– Nie ma tych 2 miliardów, to mogę powiedzieć, bo śledzę tę sprawę. Było 600 milionów, od wielu tygodni już wydanych. Jest wyzerowany fundusz dopłat, od wielu tygodni nie są podpisywane umowy. A chodzi przecież o inwestycje na tanie mieszkalnictwo w całej Polsce. […] Nie wiem, kiedy nastąpi ten „swój czas” – powiedziała Katarzyna Pełczyńska-Nałęcz w „Gościu poranka” TVP Info, pytana o wymianę zdań z ministrem rozwoju Krzysztofem Paszykiem na X:

– Ja nie szukam żadnego konfliktu, ja dowożę ludziom to, co cała koalicja i my razem się zobowiązaliśmy zrobić. Zobowiązaliśmy się budować tanie mieszkania w ramach społecznego budownictwa? Róbmy to. To jest to, co ja robię, o co zabiegam – przekonywała ministra funduszy i polityki regionalnej.

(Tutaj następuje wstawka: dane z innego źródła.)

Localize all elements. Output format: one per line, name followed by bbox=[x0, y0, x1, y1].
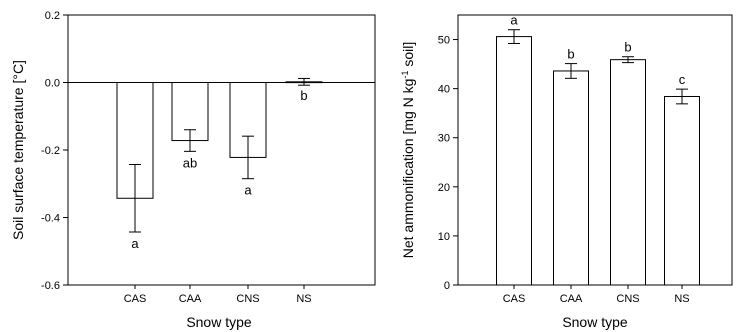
left-plot-frame bbox=[67, 14, 376, 286]
left-significance-label-cas: a bbox=[131, 236, 139, 251]
right-y-tick-label: 0 bbox=[444, 280, 450, 292]
right-bar-caa bbox=[553, 70, 589, 286]
left-x-tick-label-cas: CAS bbox=[124, 293, 147, 305]
left-significance-label-ns: b bbox=[300, 88, 307, 103]
left-y-ticks: 0.2 0.0 -0.2 -0.4 -0.6 bbox=[41, 10, 68, 292]
right-x-tick-label-caa: CAA bbox=[560, 293, 583, 305]
right-y-tick-label: 40 bbox=[438, 84, 450, 96]
right-y-tick-label: 50 bbox=[438, 35, 450, 47]
left-y-tick-label: -0.2 bbox=[41, 145, 60, 157]
right-y-axis-title: Net ammonification [mg N kg-1 soil] bbox=[400, 42, 416, 259]
right-significance-label-cas: a bbox=[510, 13, 518, 28]
right-x-axis-title: Snow type bbox=[562, 314, 628, 330]
right-y-tick-label: 10 bbox=[438, 231, 450, 243]
left-y-tick-label: 0.2 bbox=[45, 10, 60, 22]
left-x-axis-title: Snow type bbox=[186, 314, 252, 330]
right-x-tick-label-cns: CNS bbox=[616, 293, 639, 305]
left-significance-label-caa: ab bbox=[183, 155, 197, 170]
right-significance-label-cns: b bbox=[624, 40, 631, 55]
right-bars: a b b c bbox=[496, 13, 700, 286]
right-bar-cns bbox=[610, 59, 646, 286]
right-significance-label-ns: c bbox=[679, 72, 686, 87]
right-plot-frame bbox=[457, 14, 733, 286]
left-x-tick-label-caa: CAA bbox=[179, 293, 202, 305]
right-y-tick-label: 30 bbox=[438, 133, 450, 145]
left-y-tick-label: -0.6 bbox=[41, 280, 60, 292]
left-x-tick-label-ns: NS bbox=[296, 293, 311, 305]
right-y-axis-title-tail: soil] bbox=[400, 42, 416, 71]
right-x-tick-label-cas: CAS bbox=[503, 293, 526, 305]
left-y-tick-label: -0.4 bbox=[41, 213, 60, 225]
right-bar-cas bbox=[496, 36, 532, 286]
right-x-tick-label-ns: NS bbox=[674, 293, 689, 305]
left-y-tick-label: 0.0 bbox=[45, 78, 60, 90]
right-x-ticks: CAS CAA CNS NS bbox=[503, 285, 690, 305]
left-y-axis-title: Soil surface temperature [°C] bbox=[10, 60, 26, 240]
right-bar-ns bbox=[664, 95, 700, 286]
right-y-axis-title-main: Net ammonification [mg N kg bbox=[400, 79, 416, 259]
right-chart: 0 10 20 30 40 50 a b b c CAS CAA CNS NS Net ammonif… bbox=[400, 13, 733, 330]
right-y-tick-label: 20 bbox=[438, 182, 450, 194]
left-x-tick-label-cns: CNS bbox=[236, 293, 259, 305]
right-significance-label-caa: b bbox=[567, 47, 574, 62]
right-y-ticks: 0 10 20 30 40 50 bbox=[438, 35, 458, 292]
left-significance-label-cns: a bbox=[244, 183, 252, 198]
left-x-ticks: CAS CAA CNS NS bbox=[124, 285, 312, 305]
right-y-axis-title-superscript: -1 bbox=[400, 71, 410, 79]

– Pan mnie pyta o słowa innego ministra. Proszę zapytać pana ministra. Ja nie odpowiadam za słowa innego ministra, ja odpowiadam za siebie. Jeśli chodzi o mnie – walczę o wspólną sprawę, którą się zobowiązaliśmy ludziom dowieźć […] Dla mnie nie są ważne jakieś słowne, może niestosowne sformułowania. Dla mnie jest ważna sprawa. Obiecaliśmy – zróbmy – wskazała.